National charter keeps them honest
16/03/2009
A national Charter of Human Rights will help keep politicians honest and prevent bad laws, Julian Burnside QC will tell a conference in Melbourne on Monday.
The prominent barrister and outspoken human rights activist will present a keynote address to more than 400 people at the Victorian Equal Opportunity & Human Rights Commission conference on Monday.
“Parliament’s power is unlimited so we should have some mechanism to hold parliament in check,” he said. “We have far more to fear from unfettered parliament than we do from a Charter of human rights.
“The indefinite detention of asylum seekers who have committed no offence; secret gaol orders; secret control orders; secret hearings in which a person's fate can be blighted forever, are all examples of human rights abuses committed in this country,” he said.”
Mr Burnside pointed to the High Court decisions in 2003 which upheld Australia’s mandatory detention laws, as an example of laws that destroy basic human rights.
“The High Court has held that it is constitutionally valid in Australia to hold an innocent person for life in the worst conditions human malevolence can devise. In the same year, the High court held that the same principles apply even if the detainee is a child .
Mr Burnside said it was relatively easy for the government to get away with such human rights abuses because Australians subconsciously divide human beings into two categories: Us and Other.

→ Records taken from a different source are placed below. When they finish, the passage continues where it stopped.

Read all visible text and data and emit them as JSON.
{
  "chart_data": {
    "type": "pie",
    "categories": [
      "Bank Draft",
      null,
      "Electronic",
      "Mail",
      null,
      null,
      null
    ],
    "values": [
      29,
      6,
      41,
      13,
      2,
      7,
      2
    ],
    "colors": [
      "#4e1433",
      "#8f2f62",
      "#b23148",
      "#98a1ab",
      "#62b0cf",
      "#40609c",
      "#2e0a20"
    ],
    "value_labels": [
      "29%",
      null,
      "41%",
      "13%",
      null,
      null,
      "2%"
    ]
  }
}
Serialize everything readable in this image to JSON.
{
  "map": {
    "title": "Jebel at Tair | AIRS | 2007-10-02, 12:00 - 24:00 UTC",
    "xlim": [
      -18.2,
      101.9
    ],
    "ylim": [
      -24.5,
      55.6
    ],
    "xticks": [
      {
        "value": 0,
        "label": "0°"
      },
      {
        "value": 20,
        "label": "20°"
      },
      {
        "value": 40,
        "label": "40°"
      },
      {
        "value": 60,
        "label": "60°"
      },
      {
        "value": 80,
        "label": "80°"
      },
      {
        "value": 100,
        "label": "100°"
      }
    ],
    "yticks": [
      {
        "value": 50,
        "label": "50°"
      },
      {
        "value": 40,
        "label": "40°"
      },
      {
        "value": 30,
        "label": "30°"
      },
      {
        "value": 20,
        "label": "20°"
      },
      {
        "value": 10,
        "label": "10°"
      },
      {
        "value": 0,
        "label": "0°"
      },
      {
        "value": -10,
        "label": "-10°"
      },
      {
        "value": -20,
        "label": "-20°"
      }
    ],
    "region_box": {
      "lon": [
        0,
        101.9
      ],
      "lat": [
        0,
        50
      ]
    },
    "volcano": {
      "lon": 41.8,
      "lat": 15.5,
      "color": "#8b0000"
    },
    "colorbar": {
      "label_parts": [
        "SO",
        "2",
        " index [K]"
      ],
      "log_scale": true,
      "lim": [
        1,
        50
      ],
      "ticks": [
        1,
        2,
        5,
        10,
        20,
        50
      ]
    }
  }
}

“We think, perhaps subconciously, My rights matter, and so do those of my family and friends and neighbours, but the human rights of others do not matter in quite the same way because, (without quite saying it) the Others are not human in quite the same way we are. It is dangerous thinking and profoundly wrong.
“We have human rights not because we are nice or because we are white or because we are Christian but because we are human. That’s the sticking point that makes it possible for people to acknowledge that human rights matter and yet resist the possibility of those rights being protected by law.
Mr Burnside also refuted criticisms that a national Charter would be a ‘lawyers’ feast’.
“In Australia today, the people who need a bill of rights – the people whose rights are denied or disregarded – are almost always at the margins of society. They cannot afford to pay lawyers. Most human rights work in Australia today is done for no fee,” he said.
The national Human Rights Consultation will hold public meetings in Melbourne and regional Victoria in mid-April. Submissions to the National Human Rights Consultation close June 15.